Piotr Neidek, analityk techniczny DM mBanku
Zeszłotygodniowe wydarzenia zarówno na GPW jak i Wall Street zapadną na długo w pamięci inwestorów. Z jednej strony pojawiła się bardzo silna aprecjacja warszawskich indeksów, której skala nawiązuje do początków hossy z grudnia 2016.r. Z drugiej zaś na wykresie WIGu uwidoczniła się tygodniowa luka hossy, która posiada właściwości magnetyczne i zgodnie z obserwacjami na przestrzeni ostatnich kilkunastu lat istnieje ponad 90% prawdopodobieństwo jest domknięcia. Na uwagę zasługuje fakt, iż zarówno WIG jak i WIG20 wyhamowały lipcową zwyżkę na wysokości tygodniowych EMA, co w połączeniu z korekcyjnym charakterem ostatniej aprecjacji generuje ryzyko spadków i zejścia w stronę minimów powstałych w ubiegły poniedziałek. Nie jest powiedziane, że miałoby to nastąpić już teraz, gdyż byki zapewne będą chciały ponowić atak ostatnich maksimów, jednakże zgodnie z teorią magnetyczności luk początek spadkowej fali powinien wypaść nie później niż w trzecim tygodniu sierpnia.
Ubiegły tydzień to także okres niecodziennych wydarzeń na Wall Street, mianowicie w drugiej połowie ubiegłego tygodnia doszło do największej, jednodniowej ucieczki kapitału z akcjonariatu jednej spółki. Akcje Facebook'a zostały przecenione jednego dnia o prawie 20%, czego efektem było wyparowanie z rynku około 120mld dolarów.
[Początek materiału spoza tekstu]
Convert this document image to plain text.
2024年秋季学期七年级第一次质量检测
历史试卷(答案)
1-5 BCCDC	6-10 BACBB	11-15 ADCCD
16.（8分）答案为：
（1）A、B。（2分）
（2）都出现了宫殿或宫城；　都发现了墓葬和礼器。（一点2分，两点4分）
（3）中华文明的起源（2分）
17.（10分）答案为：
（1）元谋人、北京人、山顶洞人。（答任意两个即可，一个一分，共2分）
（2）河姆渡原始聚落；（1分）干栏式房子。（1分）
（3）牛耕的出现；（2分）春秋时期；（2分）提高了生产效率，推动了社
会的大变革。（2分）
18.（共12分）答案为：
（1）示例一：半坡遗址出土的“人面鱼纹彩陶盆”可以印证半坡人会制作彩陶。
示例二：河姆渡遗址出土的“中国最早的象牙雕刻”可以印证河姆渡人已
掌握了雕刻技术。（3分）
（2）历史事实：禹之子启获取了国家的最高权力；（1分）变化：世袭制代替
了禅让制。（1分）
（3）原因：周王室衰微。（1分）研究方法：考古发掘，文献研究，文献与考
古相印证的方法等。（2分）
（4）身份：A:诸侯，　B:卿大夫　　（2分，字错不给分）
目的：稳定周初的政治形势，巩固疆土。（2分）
Na przestrzeni ostatnich kilkudziesięciu lat zdarzały się już przypadki, że największe spółki traciły po kilkadziesiąt miliardów dolarów z kapitalizacji rynkowej podczas jednej sesji, jednakże takie wydarzenia miały miejsce podczas okresów bessy – albo na jej początku albo w trakcie jej nakręcania się. Należy zauważyć, że w tym roku przypadek Facebook'a nie jest odosobniony (takich jednorazowych tąpnięć jest co najmniej 4) zatem należałoby zadać sobie pytanie, ile jeszcze DJIA oraz S&P500 mają przestrzeni do wzrostów i czy panika wśród akcjonariuszy największego portalu społecznościowego nie jest zwiastunem zmiany trendu na Wall Street?
Marek Jurzec, analityk DM BDM
Piątek przyniósł stabilizację nastrojów po całkiem udanym tygodniu. Zarówno obroty jak i zmienność nie imponowały, warto natomiast zwrócić uwagę na miejsce w którym doszło do zatrzymania wzrostów. Jest dokładnie poziom 38% zniesienia Fibo spadku trwającego od stycznia tego roku. Nieco powyżej znajdują się lokalne maksima z maja i kwietnia. Pokonanie tych poziomów oznaczałoby powrót dominacji byków w dłuższym terminie. Skala ostatnich wzrostów sugeruje jednak, że w najbliższych dniach możemy mieć do czynienia z realizacją zysków, choć korekta może także przybrać charakter małej konsolidacji. Najbliższym wsparciem dla WIG20 jest poziom 2200 pkt. jest to także mniej więcej połowa dystansu między obecnymi poziomami, a minimum z przełomu czerwca i lipca. O poranku nastroje są raczej niedźwiedzie. Wyraźnie tracą kontrakty zarówno na europejskie jak i amerykańskie indeksy. Dlatego należy zakładać, że start notowań na GPW także będzie spadkowy. Tym bardziej, że strona popytowa ma z czego oddawać. Ze strony danych makro nie będziemy mieli dziś zbyt wielu impulsów do ruchów na indeksach, więc warszawski parkiet powinien się poruszać w rytm nastrojów na światowych rynkach, a te przynajmniej o poranku nie są najlepsze.